Stephanie Patricia Green (September 12, 1959 - December 24, 2010), better known by her stage name Viper, was an American pornographic actress, known for a prominent full-body snake tattoo, for co-founding Fans of X-Rated Entertainment with Bill Margold, and for her disappearance in 1991.

==Early life==
Green was born in Oak Ridge, Tennessee, but raised in rural New Hampshire. Green joined the United States Marine Corps, where she served at Camp Lejeune, rising to the rank of corporal. After six years, Green was expelled from the Corps for fraternizing with her superior officers, and worked a year in Baltimore as a prostitute and an entertainer at "The Block" nightclub. She got her trademark tattoo from tattoo artist and street gang member Harry Von Groff in Philadelphia, described as "...a snake poised to strike her left nipple, that morphs into a tiger composed of interlaced skulls across her belly, and finally reanimates as a snake snapping at her clitoris."

==Career==
In 1986, Green moved to Los Angeles to enter the adult film industry. Soon thereafter she met Bill Margold, an influential pornographic actor, director, and agent. They began a romantic relationship and lived together for five years. Adopting the stage name of “Viper”, she made a total of seventy hardcore pornography films, the first of which being White Trash, and the last being Erotic Heights. She won the 1990 AVN Award for Best Supporting Actress in Mystery of the Golden Lotus, playing a Nazi spy. She made a couple of mainstream appearances a role as a porn film director in the 1988 comedy Vice Academy, starring fellow adult film actress Ginger Lynn.

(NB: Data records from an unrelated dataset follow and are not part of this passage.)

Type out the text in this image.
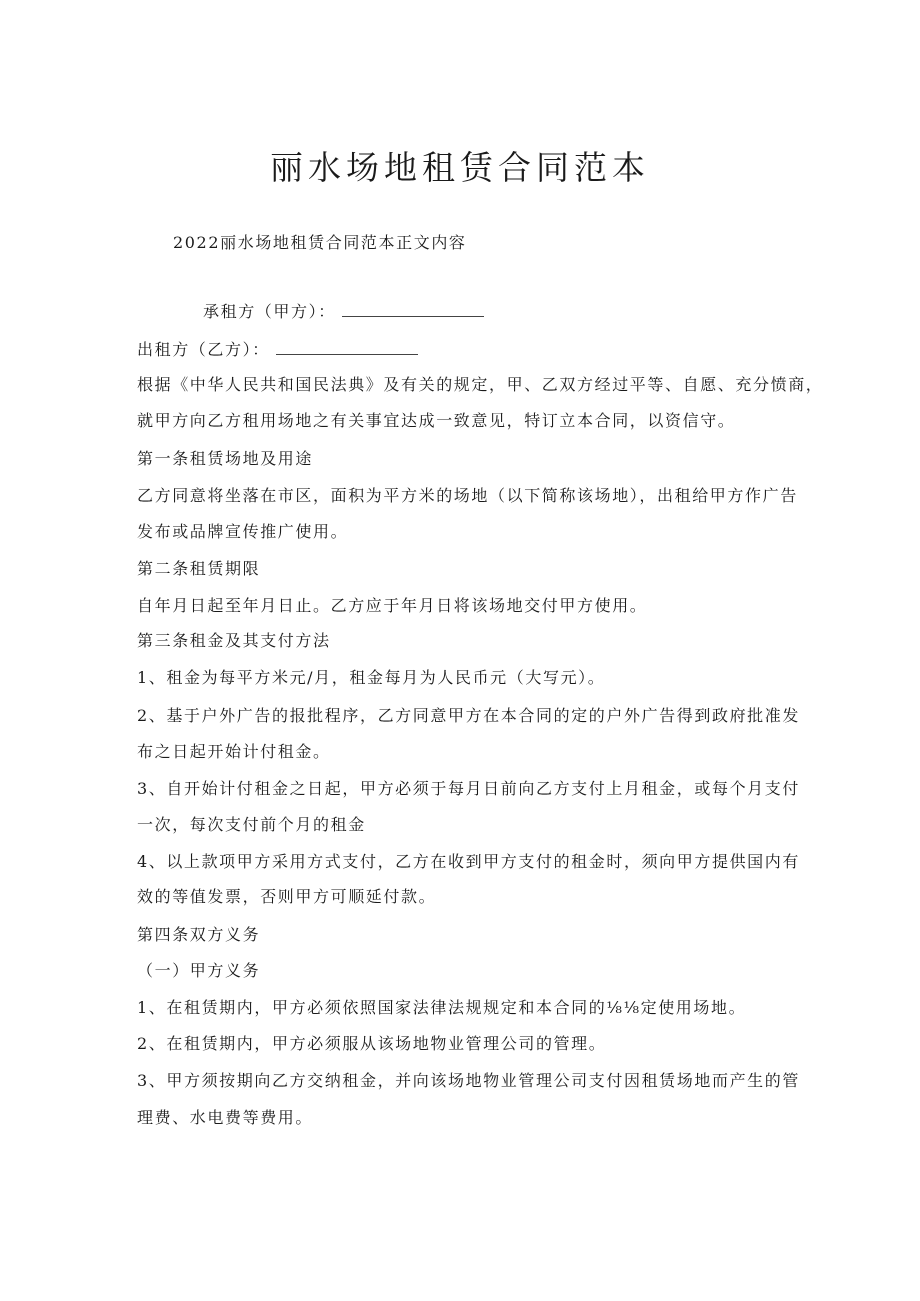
丽水场地租赁合同范本

2022丽水场地租赁合同范本正文内容

承租方（甲方）：

出租方（乙方）：

根据《中华人民共和国民法典》及有关的规定，甲、乙双方经过平等、自愿、充分愤商，

就甲方向乙方租用场地之有关事宜达成一致意见，特订立本合同，以资信守。

第一条租赁场地及用途

乙方同意将坐落在市区，面积为平方米的场地（以下简称该场地），出租给甲方作广告

发布或品牌宣传推广使用。

第二条租赁期限

自年月日起至年月日止。乙方应于年月日将该场地交付甲方使用。

第三条租金及其支付方法

1、租金为每平方米元/月，租金每月为人民币元（大写元）。

2、基于户外广告的报批程序，乙方同意甲方在本合同的定的户外广告得到政府批准发

布之日起开始计付租金。

3、自开始计付租金之日起，甲方必须于每月日前向乙方支付上月租金，或每个月支付

一次，每次支付前个月的租金

4、以上款项甲方采用方式支付，乙方在收到甲方支付的租金时，须向甲方提供国内有

效的等值发票，否则甲方可顺延付款。

第四条双方义务

（一）甲方义务

1、在租赁期内，甲方必须依照国家法律法规规定和本合同的⅛⅛定使用场地。

2、在租赁期内，甲方必须服从该场地物业管理公司的管理。

3、甲方须按期向乙方交纳租金，并向该场地物业管理公司支付因租赁场地而产生的管

理费、水电费等费用。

In an effort to get more adult film roles, Viper underwent breast enhancement surgery in August 1989. The breast implants she received took her from a 34A to 34DD. In May 1991, Viper abruptly disappeared. Her driver's license, social security card and birth certificate were found on a gravestone in Arkansas. Her boyfriend of five years, Bill Margold, never saw her again. In his Gear magazine article, journalist Mark Ebner recounts having spoken with her mother who reported her alive and well at that time.

==Death==
Viper died on December 24, 2010, of lung cancer. In her obituary, it was stated that after she left Los Angeles, she returned to New Hampshire, where she worked as hair stylist and later as a phlebotomist.